Saturday, November 14, 2009

I'm pooped


I've spent the entire day cleaning and doing laundry and I'm almost done! Yay! I still have to go to the store to do some shopping and fix myself some dinner cuz I'm getting hungry.

I've taken a whole pain med because it seems the pain just won't leave me alone. Even doing time on the elliptical machine doesn't help much but makes me feel better. I have to say these new meds are so much better! Figures because the doc is not going to let me keep taking them because they're 'habit forming'. But they Work!!!! are working! Ah well.

As for work, I'm still feeling terribly guilty about the blunder I made and until my boss returns on Monday I don't know what they're going to do. I spent all day yesterday thinking "IF ONLY I'D DONE THIS INSTEAD OF THAT then I wouldn't have made the stupid, stupid mistake." I talked to Lorraine and she actually stood up for me. She knows in all the time I've been working, I've never made such a mistake and we're talking at least 17 years, 7 of which doing the job I'm doing.

What I wish is for our client to come forwards and do the right thing but I'm afraid that's not going to happen. Why should it? It was my mistake and given the nature of the client's personality, he's long gone and won't ever come back, leaving me high and dry. Still if he did come back and do the right thing, it'd make building the bosses' trust a smidgen less humiliating.

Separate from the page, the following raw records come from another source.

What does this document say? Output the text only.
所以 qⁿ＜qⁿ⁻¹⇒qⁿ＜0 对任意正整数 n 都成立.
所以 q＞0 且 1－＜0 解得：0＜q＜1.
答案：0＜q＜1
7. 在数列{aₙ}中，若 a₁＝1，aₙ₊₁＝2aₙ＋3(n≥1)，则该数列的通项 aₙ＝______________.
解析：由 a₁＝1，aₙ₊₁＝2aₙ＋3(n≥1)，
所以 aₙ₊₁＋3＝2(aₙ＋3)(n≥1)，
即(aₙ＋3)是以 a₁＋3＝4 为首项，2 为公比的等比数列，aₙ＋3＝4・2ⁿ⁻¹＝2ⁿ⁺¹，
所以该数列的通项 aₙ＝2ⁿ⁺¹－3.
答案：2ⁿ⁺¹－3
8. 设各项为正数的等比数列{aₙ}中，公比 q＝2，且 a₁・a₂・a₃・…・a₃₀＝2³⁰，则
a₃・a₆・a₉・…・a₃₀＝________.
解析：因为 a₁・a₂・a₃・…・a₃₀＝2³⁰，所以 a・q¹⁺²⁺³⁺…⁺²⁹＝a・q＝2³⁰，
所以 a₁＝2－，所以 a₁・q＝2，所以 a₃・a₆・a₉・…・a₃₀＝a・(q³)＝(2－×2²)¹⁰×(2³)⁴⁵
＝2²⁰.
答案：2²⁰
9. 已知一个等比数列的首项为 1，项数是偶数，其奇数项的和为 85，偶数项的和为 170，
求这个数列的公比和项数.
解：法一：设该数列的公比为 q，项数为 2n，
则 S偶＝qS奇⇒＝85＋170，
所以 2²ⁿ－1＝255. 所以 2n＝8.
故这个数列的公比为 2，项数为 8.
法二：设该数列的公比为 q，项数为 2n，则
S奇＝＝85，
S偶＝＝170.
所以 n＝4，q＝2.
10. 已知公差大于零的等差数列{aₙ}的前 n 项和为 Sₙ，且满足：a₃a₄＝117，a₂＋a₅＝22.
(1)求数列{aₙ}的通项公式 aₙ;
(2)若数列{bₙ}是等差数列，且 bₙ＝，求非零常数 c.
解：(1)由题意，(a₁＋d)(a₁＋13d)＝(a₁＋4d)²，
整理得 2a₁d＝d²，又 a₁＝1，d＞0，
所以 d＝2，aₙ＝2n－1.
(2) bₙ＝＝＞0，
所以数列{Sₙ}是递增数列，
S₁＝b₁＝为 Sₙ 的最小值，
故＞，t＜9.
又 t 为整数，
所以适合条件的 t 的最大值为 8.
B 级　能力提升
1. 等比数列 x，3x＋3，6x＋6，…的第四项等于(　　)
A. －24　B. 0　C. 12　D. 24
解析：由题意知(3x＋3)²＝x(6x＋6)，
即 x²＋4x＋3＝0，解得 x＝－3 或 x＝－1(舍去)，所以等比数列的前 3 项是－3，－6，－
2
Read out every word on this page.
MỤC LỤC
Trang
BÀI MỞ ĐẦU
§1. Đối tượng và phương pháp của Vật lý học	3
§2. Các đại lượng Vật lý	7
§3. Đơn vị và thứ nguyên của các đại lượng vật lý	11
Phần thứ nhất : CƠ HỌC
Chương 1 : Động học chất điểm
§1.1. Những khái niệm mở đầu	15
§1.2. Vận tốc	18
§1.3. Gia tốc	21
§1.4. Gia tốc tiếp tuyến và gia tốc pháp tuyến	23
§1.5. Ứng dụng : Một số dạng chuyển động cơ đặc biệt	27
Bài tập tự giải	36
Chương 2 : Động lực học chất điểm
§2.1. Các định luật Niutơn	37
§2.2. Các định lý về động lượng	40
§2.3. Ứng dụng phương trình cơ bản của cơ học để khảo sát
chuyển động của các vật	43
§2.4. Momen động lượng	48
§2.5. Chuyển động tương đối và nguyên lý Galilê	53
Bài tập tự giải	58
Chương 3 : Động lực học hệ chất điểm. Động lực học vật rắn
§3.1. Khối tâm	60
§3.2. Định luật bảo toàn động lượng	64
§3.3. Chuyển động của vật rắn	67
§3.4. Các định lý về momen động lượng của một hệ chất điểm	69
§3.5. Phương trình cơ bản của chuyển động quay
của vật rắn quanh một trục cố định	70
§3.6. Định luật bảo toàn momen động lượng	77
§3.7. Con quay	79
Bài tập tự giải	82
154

I'd be lying if I didn't say I'm scared to death of loosing my job because of this mistake because I am. I'm terrified. Even if Lorraine assures me it won't happen and even if it doesn't it still leaves me with trying to rebuild the trust between me and the bosses which it's taken me all these years to get in the first place and I think it's going to be worse and a horrific blow to my onion paper ego to start over again. Right now I have no self esteem. None what so ever. Which is why I've spent all day cleaning. It's stress relief.

I'll find out on Monday what's going to happen if anything which means I'm just going to have to bend over and kiss ass and triple check all my work from now on until I get to the point where I don't have to work any more. But right now, I can't afford Not to work. Not with my two boys, house payment, approaching car payment (because Mer will be driving in a few years), continued health issues and then of course there's going to be college to think of for both my boys.

Meh.

It was a stupid, stupid mistake. Almost as bad as not wearing my seat belt all those years ago.